VHI told me that they are enforcing a 12-month contract now. 
Is this the case for them all, or can you switch health insurers mid year?


----------



## ClubMan (25 Nov 2011)

Is this of any relevance?

[broken link removed]
http://www.boards.ie/vbulletin/showthread.php?t=2056281113


----------



## pj111 (25 Nov 2011)

It is worth doing the maths. Ask them what the charge will be and work out if it is worth incurring the charge to make savings elsewhere. 

I had a customer on this week whose cancellation fee was €150 but she was saving €470 on her new policy.

_Patrick_


----------



## Adam2011 (12 Dec 2011)

Terms and Conditions are getting really sneaky now, one of the principles of health insurance was open enrolement, seems like once you are enroled its hard to leave.
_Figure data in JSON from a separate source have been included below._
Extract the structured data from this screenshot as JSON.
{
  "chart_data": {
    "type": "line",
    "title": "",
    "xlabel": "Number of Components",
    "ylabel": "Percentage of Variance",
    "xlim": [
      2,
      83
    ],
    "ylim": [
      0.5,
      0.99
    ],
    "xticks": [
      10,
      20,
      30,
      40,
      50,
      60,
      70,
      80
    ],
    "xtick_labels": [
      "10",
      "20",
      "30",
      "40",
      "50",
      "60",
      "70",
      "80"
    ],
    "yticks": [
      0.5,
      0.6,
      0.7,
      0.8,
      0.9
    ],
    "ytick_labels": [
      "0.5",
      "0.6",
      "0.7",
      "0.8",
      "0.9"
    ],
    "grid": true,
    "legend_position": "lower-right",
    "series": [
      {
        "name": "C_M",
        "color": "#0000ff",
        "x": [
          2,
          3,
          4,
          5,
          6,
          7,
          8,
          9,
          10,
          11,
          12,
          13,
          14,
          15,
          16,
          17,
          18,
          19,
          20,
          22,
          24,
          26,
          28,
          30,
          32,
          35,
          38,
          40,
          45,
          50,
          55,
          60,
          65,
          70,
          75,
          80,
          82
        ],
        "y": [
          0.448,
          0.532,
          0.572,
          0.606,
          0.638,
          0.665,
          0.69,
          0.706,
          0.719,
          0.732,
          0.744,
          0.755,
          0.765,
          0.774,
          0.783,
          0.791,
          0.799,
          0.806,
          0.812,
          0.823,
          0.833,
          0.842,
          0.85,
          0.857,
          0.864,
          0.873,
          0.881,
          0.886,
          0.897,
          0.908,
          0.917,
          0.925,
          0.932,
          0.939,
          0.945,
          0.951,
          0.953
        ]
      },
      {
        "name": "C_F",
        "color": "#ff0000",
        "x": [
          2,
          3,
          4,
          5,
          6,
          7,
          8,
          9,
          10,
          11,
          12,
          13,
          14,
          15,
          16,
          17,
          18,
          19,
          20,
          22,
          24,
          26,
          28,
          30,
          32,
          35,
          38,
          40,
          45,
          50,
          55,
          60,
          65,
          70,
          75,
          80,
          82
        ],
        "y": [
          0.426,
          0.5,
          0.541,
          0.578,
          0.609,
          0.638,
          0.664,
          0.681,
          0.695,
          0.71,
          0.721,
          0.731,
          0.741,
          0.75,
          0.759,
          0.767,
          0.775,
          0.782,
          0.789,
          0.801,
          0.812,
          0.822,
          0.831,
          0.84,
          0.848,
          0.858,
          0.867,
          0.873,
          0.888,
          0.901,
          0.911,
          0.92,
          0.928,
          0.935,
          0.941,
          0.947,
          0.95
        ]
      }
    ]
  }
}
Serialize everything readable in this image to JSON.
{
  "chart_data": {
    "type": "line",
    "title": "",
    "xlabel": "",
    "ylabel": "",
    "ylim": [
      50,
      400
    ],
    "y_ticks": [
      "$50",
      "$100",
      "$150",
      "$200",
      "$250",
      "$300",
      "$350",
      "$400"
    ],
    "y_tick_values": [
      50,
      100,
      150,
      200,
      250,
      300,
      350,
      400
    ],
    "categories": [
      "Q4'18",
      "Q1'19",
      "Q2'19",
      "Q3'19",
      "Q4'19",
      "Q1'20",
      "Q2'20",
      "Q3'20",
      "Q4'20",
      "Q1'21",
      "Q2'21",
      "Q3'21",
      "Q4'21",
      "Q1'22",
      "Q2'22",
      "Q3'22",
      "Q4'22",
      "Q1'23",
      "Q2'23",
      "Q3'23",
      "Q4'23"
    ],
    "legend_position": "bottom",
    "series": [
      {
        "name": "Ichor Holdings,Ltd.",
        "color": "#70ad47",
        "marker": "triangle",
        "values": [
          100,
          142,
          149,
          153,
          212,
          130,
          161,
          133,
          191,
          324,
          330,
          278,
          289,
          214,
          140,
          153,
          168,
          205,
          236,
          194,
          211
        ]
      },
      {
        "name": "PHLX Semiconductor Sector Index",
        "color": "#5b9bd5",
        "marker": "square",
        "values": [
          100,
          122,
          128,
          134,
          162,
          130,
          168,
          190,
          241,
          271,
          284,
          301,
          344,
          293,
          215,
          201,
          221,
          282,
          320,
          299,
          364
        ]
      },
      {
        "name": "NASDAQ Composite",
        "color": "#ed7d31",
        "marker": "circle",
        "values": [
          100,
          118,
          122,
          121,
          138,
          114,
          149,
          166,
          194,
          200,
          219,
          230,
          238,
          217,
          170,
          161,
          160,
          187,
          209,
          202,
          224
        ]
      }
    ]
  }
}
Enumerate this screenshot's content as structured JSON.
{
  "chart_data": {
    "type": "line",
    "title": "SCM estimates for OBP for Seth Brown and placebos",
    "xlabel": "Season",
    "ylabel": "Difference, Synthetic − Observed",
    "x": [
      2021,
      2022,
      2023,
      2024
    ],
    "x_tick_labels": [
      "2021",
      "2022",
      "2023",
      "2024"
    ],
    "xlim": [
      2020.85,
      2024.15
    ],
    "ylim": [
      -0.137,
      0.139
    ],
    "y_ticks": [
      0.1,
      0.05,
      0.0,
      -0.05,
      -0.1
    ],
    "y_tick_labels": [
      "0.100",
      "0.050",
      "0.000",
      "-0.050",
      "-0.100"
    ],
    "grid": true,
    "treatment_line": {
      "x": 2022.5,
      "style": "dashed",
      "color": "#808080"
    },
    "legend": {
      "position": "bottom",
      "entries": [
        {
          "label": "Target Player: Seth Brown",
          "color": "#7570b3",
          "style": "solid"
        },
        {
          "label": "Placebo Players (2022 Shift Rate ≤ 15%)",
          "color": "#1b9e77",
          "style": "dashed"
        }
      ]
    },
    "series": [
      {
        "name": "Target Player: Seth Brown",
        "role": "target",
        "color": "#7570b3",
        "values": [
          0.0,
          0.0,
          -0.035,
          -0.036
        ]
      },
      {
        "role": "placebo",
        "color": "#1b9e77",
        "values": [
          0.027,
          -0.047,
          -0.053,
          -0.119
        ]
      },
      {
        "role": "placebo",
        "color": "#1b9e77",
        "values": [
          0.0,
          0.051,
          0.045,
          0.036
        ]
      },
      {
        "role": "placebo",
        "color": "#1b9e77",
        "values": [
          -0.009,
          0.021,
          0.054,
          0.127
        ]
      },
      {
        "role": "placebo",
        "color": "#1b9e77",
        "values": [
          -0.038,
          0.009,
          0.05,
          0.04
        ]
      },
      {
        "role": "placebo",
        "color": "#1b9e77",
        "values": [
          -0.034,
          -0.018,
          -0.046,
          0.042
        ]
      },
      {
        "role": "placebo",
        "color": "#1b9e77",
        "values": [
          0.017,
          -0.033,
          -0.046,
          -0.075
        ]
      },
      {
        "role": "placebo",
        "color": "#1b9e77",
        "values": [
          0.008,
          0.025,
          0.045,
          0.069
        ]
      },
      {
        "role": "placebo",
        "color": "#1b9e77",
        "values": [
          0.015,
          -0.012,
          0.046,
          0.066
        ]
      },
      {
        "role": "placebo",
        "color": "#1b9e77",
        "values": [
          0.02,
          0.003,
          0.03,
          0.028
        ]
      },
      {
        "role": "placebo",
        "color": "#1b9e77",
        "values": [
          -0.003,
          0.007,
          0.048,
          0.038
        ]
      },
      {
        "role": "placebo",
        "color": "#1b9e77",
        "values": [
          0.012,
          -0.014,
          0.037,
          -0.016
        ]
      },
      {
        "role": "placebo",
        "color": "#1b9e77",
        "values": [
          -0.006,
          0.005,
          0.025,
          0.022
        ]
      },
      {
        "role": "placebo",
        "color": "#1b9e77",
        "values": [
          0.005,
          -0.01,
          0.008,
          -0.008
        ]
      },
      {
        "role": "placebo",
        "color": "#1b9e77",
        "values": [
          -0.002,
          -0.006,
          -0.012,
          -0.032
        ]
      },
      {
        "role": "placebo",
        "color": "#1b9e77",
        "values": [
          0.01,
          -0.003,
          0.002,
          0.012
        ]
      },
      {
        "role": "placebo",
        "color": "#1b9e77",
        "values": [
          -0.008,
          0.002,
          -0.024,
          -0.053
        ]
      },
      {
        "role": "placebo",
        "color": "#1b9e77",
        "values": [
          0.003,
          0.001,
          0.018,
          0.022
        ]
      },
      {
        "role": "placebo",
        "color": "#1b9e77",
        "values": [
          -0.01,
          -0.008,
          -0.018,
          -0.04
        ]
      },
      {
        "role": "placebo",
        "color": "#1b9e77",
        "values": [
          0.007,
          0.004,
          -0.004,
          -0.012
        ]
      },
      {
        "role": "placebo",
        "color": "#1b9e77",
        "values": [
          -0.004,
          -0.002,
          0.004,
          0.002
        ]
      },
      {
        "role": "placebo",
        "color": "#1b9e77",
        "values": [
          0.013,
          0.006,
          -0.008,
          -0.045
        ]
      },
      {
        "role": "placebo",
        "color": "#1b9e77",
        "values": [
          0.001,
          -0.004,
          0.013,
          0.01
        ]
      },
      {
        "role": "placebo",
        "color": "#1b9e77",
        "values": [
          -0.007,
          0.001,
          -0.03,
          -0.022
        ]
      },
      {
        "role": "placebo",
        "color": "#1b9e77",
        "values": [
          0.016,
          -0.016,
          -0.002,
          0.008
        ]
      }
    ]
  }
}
I hate companies having clauses like this. This should be regulated what if you could not afford to pay.


----------



## pj111 (12 Dec 2011)

Adam2011 said:


> Terms and Conditions are getting really sneaky now, one of the principles of health insurance was open enrolement, seems like once you are enroled its hard to leave. I hate companies having clauses like this. This should be regulated what if you could not afford to pay.


 

VHI will enforce the 1 year term but the cost of breaking the contract could be worth it to move elsewhere.

_Patrick_


----------



## pj111 (14 Dec 2011)

Adam2011 said:


> Terms and Conditions are getting really sneaky now, one of the principles of health insurance was open enrolement, seems like once you are enroled its hard to leave. I hate companies having clauses like this. This should be regulated what if you could not afford to pay.


 
They told a customer today that if the 20 something kids left the parents policy, the whole policy would be cancelled.

_Patrick_


----------